Kedua negara Teluk tersebut menargetkan gudang penyimpanan drone dan rudal Iran pada Jumat (24/7) kemarin.
Bahrain dan Kuwait mengklaim serangan tersebut dilakukan dengan dasar balas dendam atas serangan Iran.
Dilansir dari Wall Street Journal pada Senin (27/7), Uni Emirat Arab disebut berperan dengan menyediakan intelijen dan perlindungan udara defensif.
Bahrain dan Kuwait tetap membantu operasi militer Amerika Serikat di Timur Tengah karena mereka telah membangun hubungan pertahanan selama puluhan tahun.

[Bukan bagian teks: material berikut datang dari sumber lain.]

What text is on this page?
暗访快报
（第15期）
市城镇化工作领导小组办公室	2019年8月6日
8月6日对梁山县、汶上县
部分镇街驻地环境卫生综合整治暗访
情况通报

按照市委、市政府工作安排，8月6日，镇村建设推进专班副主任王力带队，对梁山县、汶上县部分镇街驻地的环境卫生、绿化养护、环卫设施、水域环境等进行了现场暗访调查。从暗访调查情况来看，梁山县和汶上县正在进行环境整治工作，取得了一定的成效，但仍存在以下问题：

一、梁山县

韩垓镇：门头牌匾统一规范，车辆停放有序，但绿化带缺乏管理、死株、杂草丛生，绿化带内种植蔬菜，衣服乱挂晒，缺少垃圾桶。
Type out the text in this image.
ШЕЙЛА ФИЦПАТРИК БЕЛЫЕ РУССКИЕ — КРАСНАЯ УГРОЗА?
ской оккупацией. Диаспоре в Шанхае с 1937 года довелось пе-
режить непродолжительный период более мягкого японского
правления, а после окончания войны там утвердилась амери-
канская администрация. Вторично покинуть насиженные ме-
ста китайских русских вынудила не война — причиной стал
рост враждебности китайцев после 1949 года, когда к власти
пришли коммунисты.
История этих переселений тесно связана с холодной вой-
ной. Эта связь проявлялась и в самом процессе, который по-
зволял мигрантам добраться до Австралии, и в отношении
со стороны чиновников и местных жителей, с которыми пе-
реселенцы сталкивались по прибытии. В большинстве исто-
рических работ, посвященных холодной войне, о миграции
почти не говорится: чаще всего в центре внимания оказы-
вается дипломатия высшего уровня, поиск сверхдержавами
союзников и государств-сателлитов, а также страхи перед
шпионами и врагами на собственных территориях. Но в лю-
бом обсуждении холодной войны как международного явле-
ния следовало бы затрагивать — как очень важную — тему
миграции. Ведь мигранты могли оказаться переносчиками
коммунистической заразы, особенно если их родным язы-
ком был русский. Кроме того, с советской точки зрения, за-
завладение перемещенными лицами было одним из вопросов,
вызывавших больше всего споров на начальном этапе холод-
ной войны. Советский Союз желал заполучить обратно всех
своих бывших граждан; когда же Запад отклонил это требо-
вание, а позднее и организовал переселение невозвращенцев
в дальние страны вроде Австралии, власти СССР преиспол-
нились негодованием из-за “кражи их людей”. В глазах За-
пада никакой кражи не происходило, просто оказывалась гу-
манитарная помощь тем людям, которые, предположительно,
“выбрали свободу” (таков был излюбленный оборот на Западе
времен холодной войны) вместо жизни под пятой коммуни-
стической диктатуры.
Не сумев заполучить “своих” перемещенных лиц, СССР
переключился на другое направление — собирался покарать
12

Kuwait dan Bahrain juga menjadi lokasi sejumlah pangkalan militer penting milik Amerika Serikat.
Kedua negara tersebut tak hanya menjalin kerja sama politik luar negeri saja tetapi juga menyangkut keamanan nasional.
Bahrain diketahui menjadi lokasi markas Armada Kelima Angkatan Laut Amerika Serikat.
Para prajurit yang ada di Armada Kelima itu bertugas untuk menjaga keamanan jalur pelayaran di Teluk Persia dan Selat Hormuz.
Sementara Kuwait menjadi pusat penting pengerahan pasukan dan logistik militer Amerika Serikat di Timur Tengah.